Re: [PATCH v5] Soft limit rework

Johannes Weiner <hannes@xxxxxxxxxxx> · Fri, 6 Sep 2013 15:23:11 -0400

On Wed, Sep 04, 2013 at 06:38:23PM +0200, Michal Hocko wrote:
> On Tue 03-09-13 12:15:50, Johannes Weiner wrote:
> > > On Tue 20-08-13 10:13:39, Johannes Weiner wrote:
> > > > On Tue, Aug 20, 2013 at 11:14:14AM +0200, Michal Hocko wrote:
> > > > > On Mon 19-08-13 12:35:12, Johannes Weiner wrote:
> > > > > > On Tue, Jun 18, 2013 at 02:09:39PM +0200, Michal Hocko wrote:
> > > > > > > Hi,
> > > > > > > 
> > > > > > > This is the fifth version of the patchset.
> > > > > > > 
> > > > > > > Summary of versions:
> > > > > > > The first version has been posted here: http://permalink.gmane.org/gmane.linux.kernel.mm/97973
> > > > > > > (lkml wasn't CCed at the time so I cannot find it in lwn.net
> > > > > > > archives). There were no major objections. 
> > > > > > 
> > > > > > Except there are.
> > > > > 
> > > > > Good to know that late... It would have been much more helpful to have
> > > > > such a principal feedback few months ago (this work is here since early
> > > > > Jun).
> > > > 
> > > > I NAKed this "integrate into reclaim but still make soft reclaim an
> > > > extra pass" idea the first time Ying submitted it.
> > > 
> > > There was a general agreement about this approach at LSF AFAIR. So it is
> > > really surprising hearing that from you _now_
> > > 
> > > I do not remember the details of your previous NAK but I do remember you
> > > liked the series I posted before the conference. I am willing to change
> > > details (e.g. move big vmscan part into memcg) but I do insist on having
> > > soft reclaim integrated to the regular reclaim.
> > 
> > I was okay with the series back at LSF.
> > 
> > But this was under the assumption that we are moving towards turning
> > softlimits into guarantees.  It was only after LSF that we agreed that
> > conflating these two things is not a good idea and that we are better
> > off implementing guarantees separately.
> > 
> > On the contrary, I am surprised that you are still pushing this series
> > in light of the discussions after LSF.
> > 
> > Google was a big pusher of the soft limit changes, but their
> > requirements were always hard guarantees.  We have since agreed that
> > this should be done separately.
> 
> Yes, and this series is _not_ about guarantees. It is primarily
> about fitting the current soft reclaim into the regular reclaim more
> naturally. More on that bellow.
> 
> > What is the use case for soft limits at this point?
> 
> To handle overcommit situations more gracefully. As the documentation
> states:
> "
> 7. Soft limits
> 
> Soft limits allow for greater sharing of memory. The idea behind soft limits
> is to allow control groups to use as much of the memory as needed, provided
> 
> a. There is no memory contention
> b. They do not exceed their hard limit
> 
> When the system detects memory contention or low memory, control groups
> are pushed back to their soft limits. If the soft limit of each control
> group is very high, they are pushed back as much as possible to make
> sure that one control group does not starve the others of memory.
> 
> Please note that soft limits is a best-effort feature; it comes with
> no guarantees, but it does its best to make sure that when memory is
> heavily contended for, memory is allocated based on the soft limit
> hints/setup. Currently soft limit based reclaim is set up such that
> it gets invoked from balance_pgdat (kswapd).
> "
> 
> Except for the last sentence the same holds for the integrated
> implementation as well. With the patchset we are doing the soft reclaim
> also for the targeted reclaim which was simply not possible previously
> because of the data structures limitations. And doing soft reclaim from
> target reclaim makes a lot of sense to me because whether we have a
> global or hierarchical memory pressure doesn't make any difference that
> some groups are set up to sacrifice their memory to help to release the
> pressure.

The issue I have with this is that the semantics of the soft limit are
so backwards that we should strive to get this stuff right
conceptually before integrating this better into the VM.

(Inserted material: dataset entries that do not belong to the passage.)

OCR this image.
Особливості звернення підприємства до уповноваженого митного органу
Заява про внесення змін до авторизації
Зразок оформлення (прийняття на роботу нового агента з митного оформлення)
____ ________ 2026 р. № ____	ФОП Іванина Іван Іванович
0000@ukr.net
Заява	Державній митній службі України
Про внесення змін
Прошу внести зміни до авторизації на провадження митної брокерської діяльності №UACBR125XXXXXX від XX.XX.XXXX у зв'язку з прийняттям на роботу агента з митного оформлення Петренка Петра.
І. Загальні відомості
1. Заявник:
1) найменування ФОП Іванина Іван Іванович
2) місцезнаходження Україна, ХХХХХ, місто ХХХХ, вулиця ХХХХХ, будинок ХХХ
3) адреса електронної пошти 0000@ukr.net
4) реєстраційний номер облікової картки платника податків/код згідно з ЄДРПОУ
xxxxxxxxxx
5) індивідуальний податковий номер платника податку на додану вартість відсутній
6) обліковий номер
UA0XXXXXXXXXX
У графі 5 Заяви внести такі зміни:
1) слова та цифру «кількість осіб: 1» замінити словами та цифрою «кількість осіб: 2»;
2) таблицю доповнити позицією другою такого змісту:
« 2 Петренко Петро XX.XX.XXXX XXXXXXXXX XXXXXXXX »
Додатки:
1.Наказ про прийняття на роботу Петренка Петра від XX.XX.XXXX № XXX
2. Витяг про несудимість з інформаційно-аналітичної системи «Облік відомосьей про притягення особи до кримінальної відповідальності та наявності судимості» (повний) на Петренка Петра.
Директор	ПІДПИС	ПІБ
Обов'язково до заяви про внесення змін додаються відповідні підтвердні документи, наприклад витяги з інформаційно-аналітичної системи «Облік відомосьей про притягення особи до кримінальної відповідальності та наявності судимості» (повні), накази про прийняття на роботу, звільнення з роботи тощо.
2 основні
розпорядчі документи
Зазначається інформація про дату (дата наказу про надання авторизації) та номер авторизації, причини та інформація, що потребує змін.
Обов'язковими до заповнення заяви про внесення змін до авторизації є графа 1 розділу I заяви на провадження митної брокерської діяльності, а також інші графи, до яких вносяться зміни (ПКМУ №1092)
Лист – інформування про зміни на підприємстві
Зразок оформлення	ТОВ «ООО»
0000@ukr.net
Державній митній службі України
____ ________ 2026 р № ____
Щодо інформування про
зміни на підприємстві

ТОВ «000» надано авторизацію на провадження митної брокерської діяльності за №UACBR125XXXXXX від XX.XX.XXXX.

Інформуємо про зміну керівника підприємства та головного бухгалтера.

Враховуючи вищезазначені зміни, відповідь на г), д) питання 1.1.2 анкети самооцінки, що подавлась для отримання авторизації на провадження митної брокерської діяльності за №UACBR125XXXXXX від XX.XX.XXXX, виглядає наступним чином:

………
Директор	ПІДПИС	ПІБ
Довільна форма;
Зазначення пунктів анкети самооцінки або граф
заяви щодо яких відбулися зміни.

We have a big user that asks for guarantees, which are comparable but
the invert opposite of this.  Instead of specifying what is optional
in one group, you specify what is essential in the other group.  And
the default is to guarantee nothing instead of everything like soft
limits are currently defined.

We even tried to invert the default soft limit setting in the past,
which went nowhere because we can't do these subtle semantic changes
on an existing interface.

I would really like to deprecate soft limits and introduce something
new that has the proper semantics we want from the get-go.  Its
implementation could very much look like your code, so we can easily
reuse that.  But the interface and its semantics should come first.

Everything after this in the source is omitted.